Ronan and Adam as the B couple works, but Gansey and Blue as the A couple is terrible. From the very beginning he is her “true love,” but neither of them is anything resembling a good match for the other. They have completely different personalities, different ways of viewing the world, different attitudes, different desires. They are not in love with one another. Gansey is in love with the world of 300 Fox Way, and Blue is in love with the idea of an expanded world that Gansey represents. If not for the “true love” moniker, this would be an acceptably realistic depiction, but without Gansey dying to elevate the whole thing, it’s hollow and flat.


Women are not the point of this story. It’s a story about men. Women are the good bits–the characters of Blue, Persephone, and Calla are among the best in the book–but really it’s a story about boys becoming men. Blue has her moment to shine in the third book, but she is only an instrument herself, not an actor as the boys are.

Beginning Vs.

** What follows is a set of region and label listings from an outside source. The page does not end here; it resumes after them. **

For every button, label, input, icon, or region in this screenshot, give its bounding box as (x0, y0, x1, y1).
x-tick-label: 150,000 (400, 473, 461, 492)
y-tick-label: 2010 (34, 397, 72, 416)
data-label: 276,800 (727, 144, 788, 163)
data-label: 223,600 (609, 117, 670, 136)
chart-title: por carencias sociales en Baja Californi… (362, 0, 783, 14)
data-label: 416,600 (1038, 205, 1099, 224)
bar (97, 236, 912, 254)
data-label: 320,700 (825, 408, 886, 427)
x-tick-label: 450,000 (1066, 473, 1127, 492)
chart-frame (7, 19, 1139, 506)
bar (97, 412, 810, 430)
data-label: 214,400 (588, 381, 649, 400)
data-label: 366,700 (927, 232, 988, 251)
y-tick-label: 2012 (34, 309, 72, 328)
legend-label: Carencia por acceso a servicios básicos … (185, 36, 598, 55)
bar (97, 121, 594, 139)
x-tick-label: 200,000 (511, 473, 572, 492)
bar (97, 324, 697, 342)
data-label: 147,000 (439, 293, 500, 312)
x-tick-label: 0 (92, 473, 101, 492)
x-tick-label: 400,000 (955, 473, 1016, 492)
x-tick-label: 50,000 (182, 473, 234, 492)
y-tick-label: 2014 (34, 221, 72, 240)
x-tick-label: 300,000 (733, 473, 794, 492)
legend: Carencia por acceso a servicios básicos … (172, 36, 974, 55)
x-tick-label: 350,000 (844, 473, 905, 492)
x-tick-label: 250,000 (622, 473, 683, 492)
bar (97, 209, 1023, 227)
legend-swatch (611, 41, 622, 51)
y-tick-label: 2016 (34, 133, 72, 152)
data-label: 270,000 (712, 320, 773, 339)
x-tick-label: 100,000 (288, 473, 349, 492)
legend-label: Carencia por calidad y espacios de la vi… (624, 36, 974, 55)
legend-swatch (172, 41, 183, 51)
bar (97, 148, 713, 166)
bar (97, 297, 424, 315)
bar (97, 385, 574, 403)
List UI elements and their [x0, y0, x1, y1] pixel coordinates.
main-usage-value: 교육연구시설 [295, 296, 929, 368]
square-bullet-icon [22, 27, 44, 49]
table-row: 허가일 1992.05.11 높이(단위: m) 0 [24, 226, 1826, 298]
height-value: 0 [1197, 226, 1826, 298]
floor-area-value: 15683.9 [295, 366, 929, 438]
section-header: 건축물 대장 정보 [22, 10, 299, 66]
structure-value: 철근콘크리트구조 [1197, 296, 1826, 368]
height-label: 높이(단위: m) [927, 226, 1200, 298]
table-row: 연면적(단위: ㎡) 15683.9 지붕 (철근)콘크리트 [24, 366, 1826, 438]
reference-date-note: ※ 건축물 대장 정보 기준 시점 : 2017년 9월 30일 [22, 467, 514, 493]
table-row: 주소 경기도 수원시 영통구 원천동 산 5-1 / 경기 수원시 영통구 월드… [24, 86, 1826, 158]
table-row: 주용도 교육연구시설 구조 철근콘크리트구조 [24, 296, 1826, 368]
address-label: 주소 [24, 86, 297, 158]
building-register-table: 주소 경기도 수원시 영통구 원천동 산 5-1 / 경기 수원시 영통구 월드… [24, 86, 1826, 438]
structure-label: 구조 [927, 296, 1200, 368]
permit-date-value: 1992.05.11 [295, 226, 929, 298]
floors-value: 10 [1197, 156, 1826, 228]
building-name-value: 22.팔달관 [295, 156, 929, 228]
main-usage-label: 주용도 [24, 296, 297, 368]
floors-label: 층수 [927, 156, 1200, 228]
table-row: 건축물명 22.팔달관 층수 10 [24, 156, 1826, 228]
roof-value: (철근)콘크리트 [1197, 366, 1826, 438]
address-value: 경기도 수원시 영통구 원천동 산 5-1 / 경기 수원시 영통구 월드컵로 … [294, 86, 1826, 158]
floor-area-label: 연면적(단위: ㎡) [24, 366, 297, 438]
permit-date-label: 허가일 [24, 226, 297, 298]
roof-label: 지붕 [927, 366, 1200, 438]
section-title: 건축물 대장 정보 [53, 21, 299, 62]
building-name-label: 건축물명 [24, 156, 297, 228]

End

The beginning of a story is often the best part. I strongly suspect that the real reason for this is that writer’s spend tons of time writing and re-writing the beginning, and less time playing with the ending.

The first book was awesome. Sure, there were problems–even then, the characters sometimes felt flat–but there was a feeling that something big, something fated, was starting. But whatever vague, glorious destiny seemed to be beginning, it ended in anticlimax.

The quest for Glendower should have ended in the third book. It is absent from almost all of the fourth book, and if placed in the third book, the fourth book could have dealt with the ramifications of finding nothing. Instead the quest was artificially extended and felt like a waste of time.

Setups are easy. 6:21 appearing on clocks, again and again, is frightening. But when that time turns out to be the moment a forgettable villain is killed by wasps, there is no payoff. Payoffs are hard, and while each individual book has a good payoff (particularly the first), the final book in no way feels satisfying enough to justify being the “close of a cycle

History Falls Flat

It feels, in that first book, as if something historic is taking place. As if something big and important happened long ago, and is still happening. As if events are unfolding that will swallow the fragile lives of the characters.

But the history of Glendower and Wales proves completely irrelevant. Cabeswater is not ancient, it’s new. The ley line is too vague and battery-like to feel particularly compelling as a symbol of eternity. The characters most connected to history (Gwynllian and Professor Malory) have no relevance to the plot. There is nothing particularly significant or event-triggering about the identity of Blue’s father.

In the end, the most American thing about it all is that history is pointless, is in fact a creation of the present (as when Noah saves Gansey in the past). The events are taking place in a vacuum, and feel empty for the loss of that historical weight.